Prova de materialidade
A prova de materialidade demonstra o que realmente foi publicado ou compartilhado. Portanto, deve ser produzida rapidamente, antes que o conteúdo seja removido.
Para assegurar validade jurídica, a coleta deve incluir:
- Data, horário e fuso de acesso
- URL da publicação
- Descrição detalhada da página
- Conteúdo capturado
Além disso, em redes sociais, recomenda-se incluir:
- Perfil responsável pela publicação
- Identificador único do perfil
- Registro do conteúdo (imagem, áudio ou vídeo)
- Transcrição, quando aplicável
Nesse sentido, a ata notarial se apresenta como uma das formas mais seguras, pois um tabelião registra oficialmente o conteúdo acessado.

Prova de autoria
Enquanto a materialidade comprova o fato, a prova de autoria identifica o responsável.
Diferentemente do que muitos acreditam, prints não comprovam autoria. Embora mostrem nome e foto, esses elementos podem ser falsos.
Assim, a identificação depende de registros técnicos, como:
- Endereço IP
- Data e horário de acesso
- Fuso horário
- Porta lógica (quando disponível)
O procedimento ocorre em duas etapas, com base no Marco Civil da Internet (Lei nº 12.965/2014):
1º passo:
Solicita-se judicialmente que provedores de aplicação forneçam registros de acesso.
2º passo:
Com esses dados, solicita-se ao provedor de conexão os dados cadastrais do usuário.
Adicionalmente, consultas ao Registro.br permitem identificar o provedor responsável por determinado IP.

Remoção de conteúdo na internet
O principal objetivo, em muitos casos, consiste na remoção do conteúdo falso.
Inicialmente, recomenda-se utilizar os próprios mecanismos de denúncia das plataformas. Contudo, a decisão final cabe à empresa responsável.
Por outro lado, o Marco Civil da Internet estabelece que a remoção pode exigir ordem judicial, conforme o artigo 19. Assim, o provedor somente será responsabilizado se não cumprir a decisão judicial.

Conclusão
Em síntese, a produção de prova digital de fake news nas eleições exige rapidez, técnica e conhecimento jurídico.
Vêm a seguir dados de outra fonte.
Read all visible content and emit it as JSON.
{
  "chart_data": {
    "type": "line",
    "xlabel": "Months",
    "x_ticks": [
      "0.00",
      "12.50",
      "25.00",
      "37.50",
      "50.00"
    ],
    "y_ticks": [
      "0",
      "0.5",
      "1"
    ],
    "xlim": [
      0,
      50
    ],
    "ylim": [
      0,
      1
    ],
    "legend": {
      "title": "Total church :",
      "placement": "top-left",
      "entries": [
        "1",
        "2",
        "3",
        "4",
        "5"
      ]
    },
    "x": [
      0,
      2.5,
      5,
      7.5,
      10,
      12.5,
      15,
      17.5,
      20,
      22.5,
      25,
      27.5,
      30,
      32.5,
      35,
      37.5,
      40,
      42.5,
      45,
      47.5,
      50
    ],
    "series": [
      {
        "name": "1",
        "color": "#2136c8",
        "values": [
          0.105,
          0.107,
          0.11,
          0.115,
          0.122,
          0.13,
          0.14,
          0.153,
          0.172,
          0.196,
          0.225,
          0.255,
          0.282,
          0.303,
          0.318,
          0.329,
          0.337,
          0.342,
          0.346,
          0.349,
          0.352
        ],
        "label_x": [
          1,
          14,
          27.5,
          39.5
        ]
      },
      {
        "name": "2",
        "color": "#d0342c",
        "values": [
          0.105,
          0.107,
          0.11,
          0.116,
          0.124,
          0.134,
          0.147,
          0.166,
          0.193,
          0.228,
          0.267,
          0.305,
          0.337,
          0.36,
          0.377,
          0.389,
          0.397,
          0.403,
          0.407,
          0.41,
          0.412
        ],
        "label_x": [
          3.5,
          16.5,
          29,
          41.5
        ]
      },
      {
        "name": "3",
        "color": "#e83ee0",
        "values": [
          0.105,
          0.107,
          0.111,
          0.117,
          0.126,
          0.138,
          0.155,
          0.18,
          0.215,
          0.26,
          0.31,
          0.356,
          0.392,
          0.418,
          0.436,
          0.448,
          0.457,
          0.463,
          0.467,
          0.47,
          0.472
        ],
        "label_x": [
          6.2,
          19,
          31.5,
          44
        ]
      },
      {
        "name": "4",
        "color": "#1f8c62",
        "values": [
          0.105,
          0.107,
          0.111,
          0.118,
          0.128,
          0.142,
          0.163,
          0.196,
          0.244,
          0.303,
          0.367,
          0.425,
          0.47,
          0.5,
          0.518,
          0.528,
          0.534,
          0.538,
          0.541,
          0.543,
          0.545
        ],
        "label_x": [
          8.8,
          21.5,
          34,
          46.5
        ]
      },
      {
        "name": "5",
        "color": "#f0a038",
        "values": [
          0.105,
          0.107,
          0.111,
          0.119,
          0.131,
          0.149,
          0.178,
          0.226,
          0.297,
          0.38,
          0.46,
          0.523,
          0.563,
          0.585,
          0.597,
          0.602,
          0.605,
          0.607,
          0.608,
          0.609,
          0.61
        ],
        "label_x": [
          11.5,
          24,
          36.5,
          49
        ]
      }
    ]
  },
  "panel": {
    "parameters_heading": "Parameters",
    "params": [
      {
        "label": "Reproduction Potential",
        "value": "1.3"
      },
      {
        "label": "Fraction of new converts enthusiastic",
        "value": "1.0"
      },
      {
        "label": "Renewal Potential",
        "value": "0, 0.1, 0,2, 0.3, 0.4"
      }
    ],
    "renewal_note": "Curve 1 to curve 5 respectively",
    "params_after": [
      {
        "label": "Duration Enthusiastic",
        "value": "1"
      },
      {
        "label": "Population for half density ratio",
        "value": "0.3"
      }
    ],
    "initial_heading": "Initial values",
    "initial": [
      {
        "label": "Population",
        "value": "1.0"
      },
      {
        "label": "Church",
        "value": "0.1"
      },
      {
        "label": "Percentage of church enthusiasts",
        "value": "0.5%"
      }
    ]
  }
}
Além disso, métodos inadequados, como simples capturas de tela, comprometem a validade das evidências.
Portanto, profissionais devem adotar ferramentas especializadas, registrar corretamente os dados técnicos e, sempre que possível, utilizar instrumentos formais como a ata notarial. Dessa forma, garante-se maior segurança jurídica, eficácia na remoção de conteúdo e possibilidade real de responsabilização dos envolvidos.